Whether Paul specifically used these words as a rule of practice or not, the point is obvious: we are NOT to be dwelling on things in our thought life that are negative, wrong, evil, insulting, degrading, man glorifying, dishonest, and hurtful. Think this way and you will feel that way. Think and feel that way, then you will more than likely act that way. But as 1 Corinthians 2:16 reminds the Christian, “We have the mind of Christ”, so let’s start thinking that way.
Paul goes on in verse nine to say that whatever the saints at this church have learned from him or from other anointed teachers; whatever they have received in apostolic Letters or encouraging words on the Word; and any other things they have learned from Paul or have seen him do, then they are to put them into practice. They are to ‘think’ on these things and be more than just ‘thinkers’ – they need to be doers also. And what will happen if they think correctly – in a godly manner, based on God’s Word and the Spirit of Christ within them? Paul ends this section by promising that the God of peace will be with them!

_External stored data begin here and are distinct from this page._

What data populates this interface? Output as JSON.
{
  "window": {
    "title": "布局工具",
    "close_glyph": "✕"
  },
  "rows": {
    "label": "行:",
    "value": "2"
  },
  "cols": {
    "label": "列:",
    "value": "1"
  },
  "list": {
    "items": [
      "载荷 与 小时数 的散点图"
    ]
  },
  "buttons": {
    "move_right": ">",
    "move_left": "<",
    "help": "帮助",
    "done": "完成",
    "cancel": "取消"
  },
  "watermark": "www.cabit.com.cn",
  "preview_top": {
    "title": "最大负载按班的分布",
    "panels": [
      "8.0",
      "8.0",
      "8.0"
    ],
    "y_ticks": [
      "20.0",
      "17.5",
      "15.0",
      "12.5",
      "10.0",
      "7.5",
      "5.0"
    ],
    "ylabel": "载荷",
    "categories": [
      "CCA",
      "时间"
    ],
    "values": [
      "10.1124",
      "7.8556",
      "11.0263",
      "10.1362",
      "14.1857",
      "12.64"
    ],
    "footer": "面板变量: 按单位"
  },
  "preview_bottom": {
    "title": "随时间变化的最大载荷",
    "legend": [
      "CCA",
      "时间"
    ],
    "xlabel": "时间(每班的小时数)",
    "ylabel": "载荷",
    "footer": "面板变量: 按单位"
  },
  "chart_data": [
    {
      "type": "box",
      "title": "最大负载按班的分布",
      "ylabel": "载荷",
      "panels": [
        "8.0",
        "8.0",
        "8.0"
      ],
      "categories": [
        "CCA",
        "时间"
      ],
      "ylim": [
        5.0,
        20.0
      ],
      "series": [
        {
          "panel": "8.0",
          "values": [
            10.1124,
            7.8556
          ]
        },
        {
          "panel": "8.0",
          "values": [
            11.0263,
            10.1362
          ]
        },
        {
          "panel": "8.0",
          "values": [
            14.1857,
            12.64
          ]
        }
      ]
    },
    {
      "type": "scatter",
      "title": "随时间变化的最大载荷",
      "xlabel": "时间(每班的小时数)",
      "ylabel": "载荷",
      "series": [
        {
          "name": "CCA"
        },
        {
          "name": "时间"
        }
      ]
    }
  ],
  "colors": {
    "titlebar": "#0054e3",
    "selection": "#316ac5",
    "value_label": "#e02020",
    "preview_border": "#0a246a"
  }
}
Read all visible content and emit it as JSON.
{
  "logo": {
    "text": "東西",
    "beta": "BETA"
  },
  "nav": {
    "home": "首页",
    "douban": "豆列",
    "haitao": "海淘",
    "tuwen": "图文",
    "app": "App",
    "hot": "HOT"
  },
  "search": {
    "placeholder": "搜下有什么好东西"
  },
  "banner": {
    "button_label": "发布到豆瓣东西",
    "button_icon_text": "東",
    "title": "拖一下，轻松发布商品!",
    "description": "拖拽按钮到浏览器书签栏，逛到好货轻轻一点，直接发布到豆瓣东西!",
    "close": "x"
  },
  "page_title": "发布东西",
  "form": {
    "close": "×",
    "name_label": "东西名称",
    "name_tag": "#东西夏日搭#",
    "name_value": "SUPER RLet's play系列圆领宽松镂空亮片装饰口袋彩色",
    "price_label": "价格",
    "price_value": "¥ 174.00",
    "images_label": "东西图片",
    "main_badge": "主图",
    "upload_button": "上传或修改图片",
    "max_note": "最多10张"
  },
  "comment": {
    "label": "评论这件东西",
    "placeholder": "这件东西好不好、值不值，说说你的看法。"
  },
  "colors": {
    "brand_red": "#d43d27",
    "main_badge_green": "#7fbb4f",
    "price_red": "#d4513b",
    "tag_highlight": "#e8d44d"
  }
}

Now that’s a great promise!!
So, if you’re feeling down in the dumps; or if you are feeling exceptionally anxious; or if you’ve been kicking yourself around harder than you should; or if you are feeling rather insecure about yourself and your abilities – STOP and THINK about what you are TELLING yourself. I’m pretty confident that you are telling yourself lies, and if that’s the case, then start telling yourself the truth about who you are in Christ; what Christ has done for you; what Christ has done in you; and rehearse continually in your mind the promises of God that He has made to you in His Word. “…..think on these things!”